Under capitalist for-profit health care, such treatment is affordable by very few people, and is not available to most people suffering from SMI. With the depopulation of the old-fashioned mental hospital, most patients return to the family or the streets and are repeatedly re-hospitalized for short periods until they end up in prison or die on the street. There is no supportive place for them in capitalist society. 

Socialist Cuba’s humane mental health care system

In socialist Cuba, it is a different story. There are enough doctors, nurses and other medical workers, psychiatrists and psychologists to cover the entire Cuban population. “The physician to citizen ratio in Cuba is the world’s highest, with 8 physicians to every 1,000 citizens, more than double the ratio of physicians to citizens in the U.S. (Gonzalez Mendez, 2005; Campion & Morrissey, 2015)

In Cuba, “Mental and medical healthcare are free and fully integrated. Early diagnosis and intervention are standard, as each patient is known by their community doctor/nurse team from infancy through old age and by yearly home visits.” (“Learning about mental healthcare in today’s Cuba: An interview with the president of the Cuban society of psychology,” — Linz, Sheila J & Ruiz, Alexis Lorenzo, 2020)

If informed by a family member of a psychiatric problem, an intervention in Cuba can occur early before the mental health problem becomes a crisis. Doctors and nurses have established relationships with their patients, and usually live in the same community with government-supported, rent-free housing to foster long-standing relationships (“Briefing on the Cuban Mental Health System,” Jeffrey Kleinberg, 2018). 

If the profit motive is removed, a “cure” for the dreaded mental ‘diseases’ of schizophrenia, paranoia, bipolar disorder or any of the diagnoses contained under the rubric of SMI is relatively simple and effective, as is demonstrated in Cuba.
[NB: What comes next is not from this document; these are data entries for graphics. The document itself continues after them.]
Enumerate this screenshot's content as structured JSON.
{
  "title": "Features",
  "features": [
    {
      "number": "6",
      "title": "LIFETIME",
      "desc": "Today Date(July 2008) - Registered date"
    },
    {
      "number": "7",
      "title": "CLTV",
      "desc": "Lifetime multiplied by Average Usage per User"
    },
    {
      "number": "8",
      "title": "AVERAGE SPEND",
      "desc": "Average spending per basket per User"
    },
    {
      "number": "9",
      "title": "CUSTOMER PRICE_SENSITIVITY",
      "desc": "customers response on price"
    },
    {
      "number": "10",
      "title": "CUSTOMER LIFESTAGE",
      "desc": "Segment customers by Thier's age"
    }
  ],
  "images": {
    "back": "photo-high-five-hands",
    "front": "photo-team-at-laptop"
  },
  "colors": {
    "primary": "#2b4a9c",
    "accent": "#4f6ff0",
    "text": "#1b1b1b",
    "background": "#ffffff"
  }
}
This occurs despite the crippling sanctions imposed by the United States. 

*Sullivan and Fromm-Reichman are co-founders of the William Alanson White Institute; Sullivan founded the journal, “Psychiatry,” in 1937 and authored a series of books on psychiatry published by Norton press in the mid-20th century, including “Interpersonal theory of Psychiatry and Schizophrenia as a Human Process.” Fromm-Reichman authored “Principles of Intensive Psychotherapy” in 1950.